Coronavirus vaccine could be ready in September, Oxford University

Coronavirus vaccine could be ready in September, Oxford University

A vaccine to combat the Covid-19 pandemic could be rolled out as early as September. In the race to find a coronavirus cure, the University of Oxford in the United Kingdom appears to have edged ahead of three Chinese consortiums.  Last week, the UK government announced that a further 20 million pound, or US$24.7 million, would be injected into the project. "We aim to have about a million doses by September once we have the results of our vaccine efficacy tests," Professor Adrian Hill, the director of the Jenner Institute at the University of Oxford, told the media.

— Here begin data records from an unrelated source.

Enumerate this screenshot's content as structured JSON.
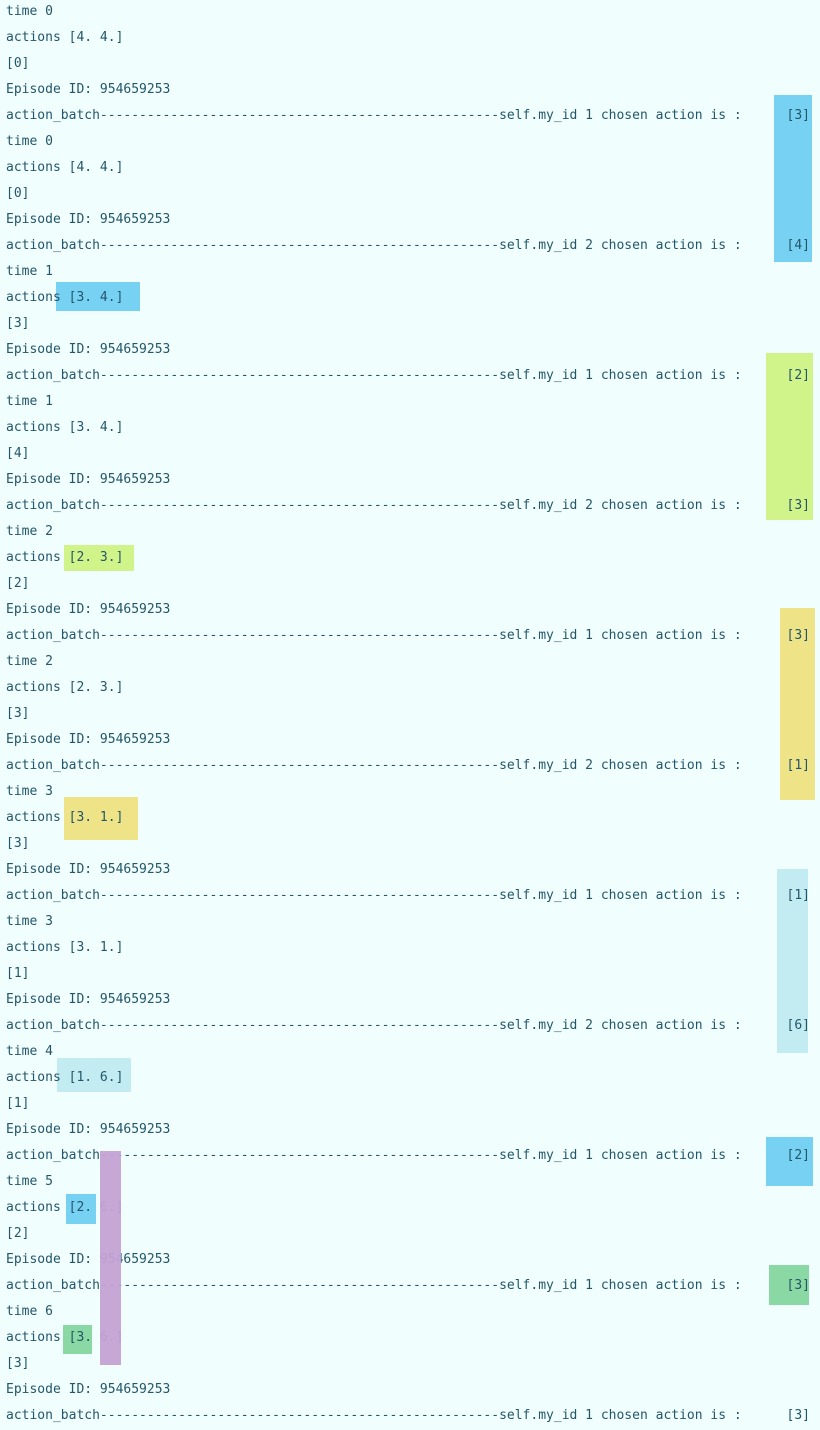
{
  "console": {
    "lines": [
      "time 0",
      "actions [4. 4.]",
      "[0]",
      "Episode ID: 954659253",
      "action_batch---------------------------------------------------self.my_id 1 chosen action is :",
      "time 0",
      "actions [4. 4.]",
      "[0]",
      "Episode ID: 954659253",
      "action_batch---------------------------------------------------self.my_id 2 chosen action is :",
      "time 1",
      "actions [3. 4.]",
      "[3]",
      "Episode ID: 954659253",
      "action_batch---------------------------------------------------self.my_id 1 chosen action is :",
      "time 1",
      "actions [3. 4.]",
      "[4]",
      "Episode ID: 954659253",
      "action_batch---------------------------------------------------self.my_id 2 chosen action is :",
      "time 2",
      "actions [2. 3.]",
      "[2]",
      "Episode ID: 954659253",
      "action_batch---------------------------------------------------self.my_id 1 chosen action is :",
      "time 2",
      "actions [2. 3.]",
      "[3]",
      "Episode ID: 954659253",
      "action_batch---------------------------------------------------self.my_id 2 chosen action is :",
      "time 3",
      "actions [3. 1.]",
      "[3]",
      "Episode ID: 954659253",
      "action_batch---------------------------------------------------self.my_id 1 chosen action is :",
      "time 3",
      "actions [3. 1.]",
      "[1]",
      "Episode ID: 954659253",
      "action_batch---------------------------------------------------self.my_id 2 chosen action is :",
      "time 4",
      "actions [1. 6.]",
      "[1]",
      "Episode ID: 954659253",
      "action_batch---------------------------------------------------self.my_id 1 chosen action is :",
      "time 5",
      "actions [2. 6.]",
      "[2]",
      "Episode ID: 954659253",
      "action_batch---------------------------------------------------self.my_id 1 chosen action is :",
      "time 6",
      "actions [3. 6.]",
      "[3]",
      "Episode ID: 954659253",
      "action_batch---------------------------------------------------self.my_id 1 chosen action is :"
    ],
    "chosen_values": {
      "4": "[3]",
      "9": "[4]",
      "14": "[2]",
      "19": "[3]",
      "24": "[3]",
      "29": "[1]",
      "34": "[1]",
      "39": "[6]",
      "44": "[2]",
      "49": "[3]",
      "54": "[3]"
    }
  },
  "colors": {
    "background": "#f0fefe",
    "text": "#24566a",
    "highlight_blue": "#77d1f3",
    "highlight_lime": "#d1f48a",
    "highlight_yellow": "#eee386",
    "highlight_lightblue": "#c2ecf2",
    "highlight_green": "#8ad8a4",
    "highlight_purple": "#c4a2d4"
  }
}
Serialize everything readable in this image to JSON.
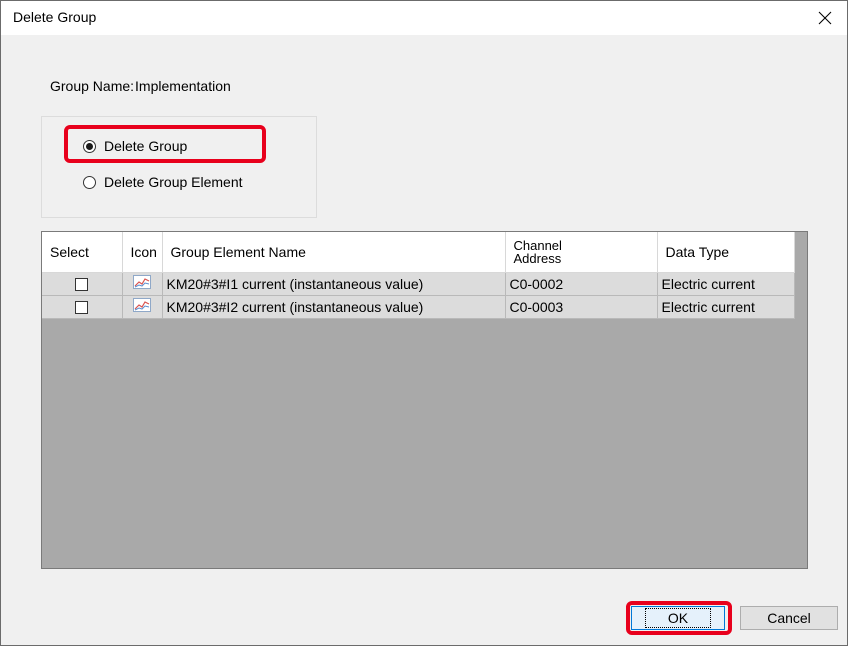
{
  "window": {
    "title": "Delete Group",
    "close_icon": "close-icon"
  },
  "group_name": {
    "label": "Group Name",
    "separator": ":",
    "value": "Implementation"
  },
  "options": [
    {
      "label": "Delete Group",
      "selected": true
    },
    {
      "label": "Delete Group Element",
      "selected": false
    }
  ],
  "table": {
    "headers": {
      "select": "Select",
      "icon": "Icon",
      "name": "Group Element Name",
      "channel_line1": "Channel",
      "channel_line2": "Address",
      "data_type": "Data Type"
    },
    "rows": [
      {
        "checked": false,
        "icon": "line-chart-icon",
        "name": "KM20#3#I1 current (instantaneous value)",
        "channel": "C0-0002",
        "data_type": "Electric current"
      },
      {
        "checked": false,
        "icon": "line-chart-icon",
        "name": "KM20#3#I2 current (instantaneous value)",
        "channel": "C0-0003",
        "data_type": "Electric current"
      }
    ]
  },
  "buttons": {
    "ok": "OK",
    "cancel": "Cancel"
  },
  "colors": {
    "highlight": "#e8001c",
    "grid_background": "#a9a9a9",
    "row_background": "#dcdcdc"
  }
}
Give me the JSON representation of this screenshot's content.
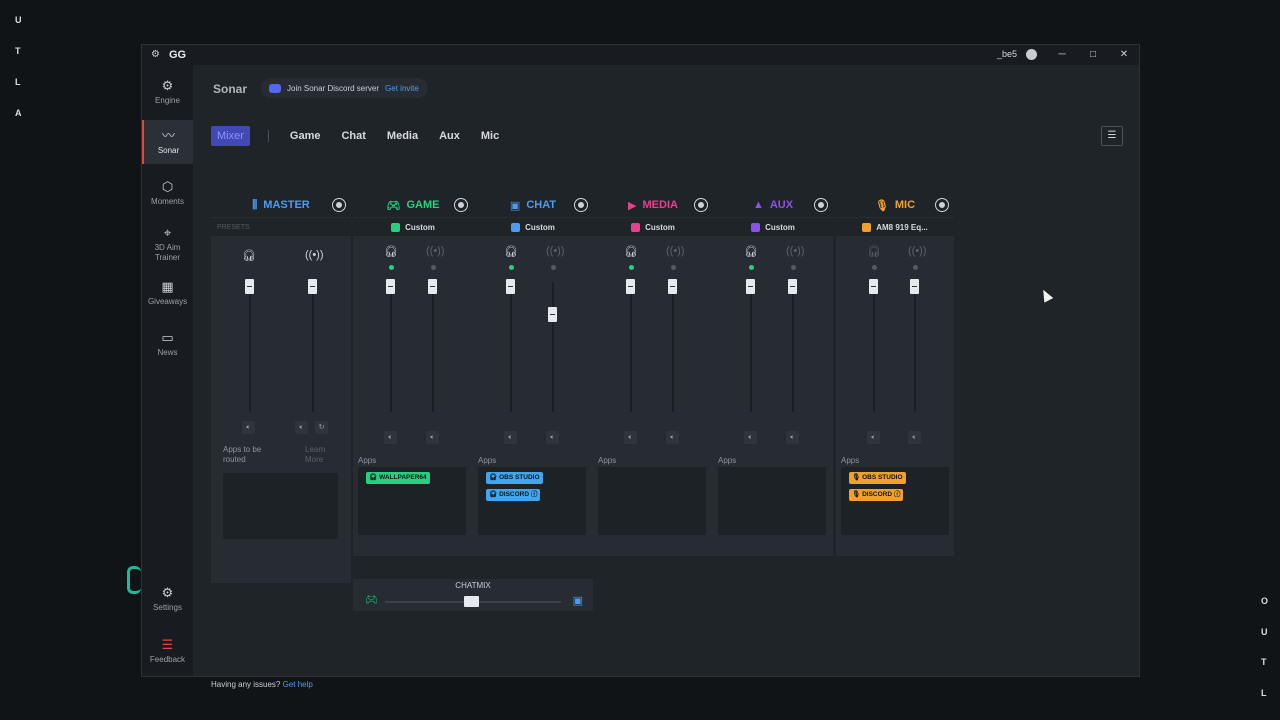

"Then we'll move even faster from there because it's pretty clear that the world is going to need hundreds of millions of doses ideally by the end of the year to end this pandemic and let us out of lockdown safely," he added. Emergency approval will be needed for the vaccine to be mass-produced if it proves "safe and effective." Health workers would be at the front of the queue. But before then, UK human trials will be expanded to 6.000 test cases by the end of May from 1,112 during phase one.

Back in March, scientists at the National Institutes of Health's Rocky Mountain Laboratory in Montana "inoculated six rhesus macaque monkeys" with a single dose of the Oxford vaccine. They had been bombarded by the SARS-CoV-2 virus, which causes the Covid-19 disease, under laboratory conditions.